We now have a basic understanding of how to analyze queues. This stuff can get complex, and there is a multitude of software packages that can take care of this for you. However, if you are plugging information into equations, the difficult part is getting good data and choosing the correct models that accommodate it. There is lots of variation; for instance, inter-arrival times may be normally distributed instead of exponentially distributed. You’ll have to adapt your model to accommodate this variation.
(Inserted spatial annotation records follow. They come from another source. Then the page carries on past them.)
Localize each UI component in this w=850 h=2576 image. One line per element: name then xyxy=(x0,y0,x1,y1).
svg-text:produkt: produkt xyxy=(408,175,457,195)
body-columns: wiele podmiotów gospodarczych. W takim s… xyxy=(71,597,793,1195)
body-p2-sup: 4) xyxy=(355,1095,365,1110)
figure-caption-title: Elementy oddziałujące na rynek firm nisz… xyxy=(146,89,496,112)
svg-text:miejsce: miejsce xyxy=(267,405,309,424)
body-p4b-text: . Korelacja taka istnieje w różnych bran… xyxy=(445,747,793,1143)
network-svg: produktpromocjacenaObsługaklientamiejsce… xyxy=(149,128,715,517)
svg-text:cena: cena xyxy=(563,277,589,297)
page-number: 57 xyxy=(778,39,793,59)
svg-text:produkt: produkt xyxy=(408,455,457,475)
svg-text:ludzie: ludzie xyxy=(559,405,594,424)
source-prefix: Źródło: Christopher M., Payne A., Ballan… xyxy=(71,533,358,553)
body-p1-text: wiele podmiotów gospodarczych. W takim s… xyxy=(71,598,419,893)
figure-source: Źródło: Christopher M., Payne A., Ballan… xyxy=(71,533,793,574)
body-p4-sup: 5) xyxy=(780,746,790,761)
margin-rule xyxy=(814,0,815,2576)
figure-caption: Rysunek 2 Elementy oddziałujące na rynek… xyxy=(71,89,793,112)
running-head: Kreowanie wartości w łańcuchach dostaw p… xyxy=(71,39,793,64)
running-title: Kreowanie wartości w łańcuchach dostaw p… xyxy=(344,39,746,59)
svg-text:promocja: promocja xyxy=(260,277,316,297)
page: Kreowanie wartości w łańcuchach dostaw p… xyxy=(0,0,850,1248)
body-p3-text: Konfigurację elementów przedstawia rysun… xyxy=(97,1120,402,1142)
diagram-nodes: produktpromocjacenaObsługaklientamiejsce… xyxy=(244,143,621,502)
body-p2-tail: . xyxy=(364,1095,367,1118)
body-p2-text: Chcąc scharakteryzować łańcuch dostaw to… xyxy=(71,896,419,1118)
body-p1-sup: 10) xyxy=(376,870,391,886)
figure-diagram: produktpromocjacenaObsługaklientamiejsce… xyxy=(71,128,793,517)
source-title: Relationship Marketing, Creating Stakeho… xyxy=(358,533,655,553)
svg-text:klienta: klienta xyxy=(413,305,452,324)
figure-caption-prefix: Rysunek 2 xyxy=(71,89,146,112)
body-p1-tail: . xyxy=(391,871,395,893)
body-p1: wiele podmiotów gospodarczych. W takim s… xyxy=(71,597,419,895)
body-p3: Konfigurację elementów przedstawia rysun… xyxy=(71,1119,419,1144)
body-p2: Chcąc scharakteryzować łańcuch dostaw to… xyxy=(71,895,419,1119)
10.6 Key concepts and chapter summary

Analytic techniques can be applied to a wide variety of operations problems. Additionally, Operations is a broad field of study that covers many different arenas. This chapter covered two major subjects: Simulation and Queuing. Both examples covered increasing throughput for concessions. While we only scratched the surface, we were introduced to several topics:

  • Simulation: Monte Carlo simulations are relatively simple to create and incredibly useful for evaluating various topics.
  • Distribution fitting: Leveraging distributions is critical to simulation. Learn to think in distributions, not point estimates. Distributions are everywhere.
  • Queuing analysis: Queues exist everywhere, from electrical circuits to concession stands. Analyzing a queuing system can give you insight into how to improve it.
  • Some essential project management tips

We also learned how to think about these problems. It is easy to be intellectually lazy and not take the time to evaluate a situation honestly. Operations is about critical thinking regarding a system with many interrelated components. It is also a widely studied field, so if you can conceptualize a problem correctly, you should be able to find a way to analyze and improve it.